The panic in the plane calmed down once everyone had their mask, Nair said. But it was a long time to wait for the plane to go around and land at the Mumbai airport.

Once on the ground, Nair removed his mask and cleaned himself with handkerchiefs. He had been one of the first to put on a mask and had not bleed a lot. But the blood covered many passengers closer to the back of the plane, he added.

Everyone descended a staircase leading to the tarmac. Nair was waiting to see ambulances, but said that even an ambulance driver was not waiting. Instead, the passengers huddled, stamped and waited on the buses to get to the terminal.

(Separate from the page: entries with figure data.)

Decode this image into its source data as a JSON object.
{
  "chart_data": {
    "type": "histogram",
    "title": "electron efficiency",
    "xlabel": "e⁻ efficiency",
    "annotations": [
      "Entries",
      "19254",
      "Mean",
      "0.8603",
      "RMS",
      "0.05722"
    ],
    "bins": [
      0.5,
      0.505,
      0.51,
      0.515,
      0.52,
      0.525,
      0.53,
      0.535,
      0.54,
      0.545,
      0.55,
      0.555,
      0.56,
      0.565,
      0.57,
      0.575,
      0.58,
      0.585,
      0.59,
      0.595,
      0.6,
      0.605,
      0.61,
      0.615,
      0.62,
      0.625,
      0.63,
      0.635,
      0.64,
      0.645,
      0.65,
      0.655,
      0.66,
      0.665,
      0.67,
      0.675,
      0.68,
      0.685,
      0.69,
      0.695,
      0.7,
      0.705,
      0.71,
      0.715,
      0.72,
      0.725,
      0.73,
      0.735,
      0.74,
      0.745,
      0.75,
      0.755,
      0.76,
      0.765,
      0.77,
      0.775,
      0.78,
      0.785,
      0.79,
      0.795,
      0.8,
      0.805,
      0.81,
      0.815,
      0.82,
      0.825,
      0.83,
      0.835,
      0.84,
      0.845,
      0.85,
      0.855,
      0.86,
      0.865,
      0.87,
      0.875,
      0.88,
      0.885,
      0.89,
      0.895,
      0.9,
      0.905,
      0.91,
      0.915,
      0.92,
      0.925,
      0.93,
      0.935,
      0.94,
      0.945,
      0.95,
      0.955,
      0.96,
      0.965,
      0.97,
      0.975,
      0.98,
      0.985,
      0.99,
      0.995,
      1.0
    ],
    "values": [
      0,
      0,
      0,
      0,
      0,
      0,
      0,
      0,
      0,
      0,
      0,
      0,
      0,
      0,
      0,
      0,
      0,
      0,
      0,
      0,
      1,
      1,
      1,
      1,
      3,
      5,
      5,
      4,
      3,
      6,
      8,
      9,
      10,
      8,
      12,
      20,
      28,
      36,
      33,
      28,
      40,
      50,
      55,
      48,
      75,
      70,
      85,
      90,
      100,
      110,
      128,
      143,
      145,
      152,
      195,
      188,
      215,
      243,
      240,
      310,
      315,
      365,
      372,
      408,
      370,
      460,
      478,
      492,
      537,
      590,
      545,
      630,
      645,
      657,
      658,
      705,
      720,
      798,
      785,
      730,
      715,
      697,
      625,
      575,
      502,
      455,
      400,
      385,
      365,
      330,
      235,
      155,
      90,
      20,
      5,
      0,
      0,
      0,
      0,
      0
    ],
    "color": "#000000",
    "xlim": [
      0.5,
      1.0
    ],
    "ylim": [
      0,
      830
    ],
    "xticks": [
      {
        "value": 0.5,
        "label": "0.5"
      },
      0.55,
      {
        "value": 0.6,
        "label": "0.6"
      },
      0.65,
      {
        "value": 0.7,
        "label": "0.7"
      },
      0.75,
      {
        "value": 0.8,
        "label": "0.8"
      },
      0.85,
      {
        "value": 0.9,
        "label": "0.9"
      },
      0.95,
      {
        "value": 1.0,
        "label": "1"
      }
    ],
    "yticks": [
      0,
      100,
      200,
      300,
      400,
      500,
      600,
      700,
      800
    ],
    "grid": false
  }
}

"Please, do not record anything!" a member of the crew shouted at Melissa Tixeira while she was filming the scene.

Nair said the passengers finally received medical treatment at the terminal. Five people were taken to a hospital and later released, according to Jet Airways.

Nair felt good, once back on the ground, and refused medical treatment to try to find another flight to Jaipur. But the incident had shaken and irritated him, and the initial explanations of the officials had little effect on his nerves.

"We regret the inconvenience to our customers," reads in a Jet Airways statement on the reversal of the flight, without mentioning the loss of load.

The Department of Civil Aviation said that the 9W 697 flight crew had been taken out of service and that an investigation had been opened.

"During the climb, [the] the crew forgot to select [a] switch to keep the pressure in the cabin, "said Deputy Director General Lalit Gupta at the Hindustan Times.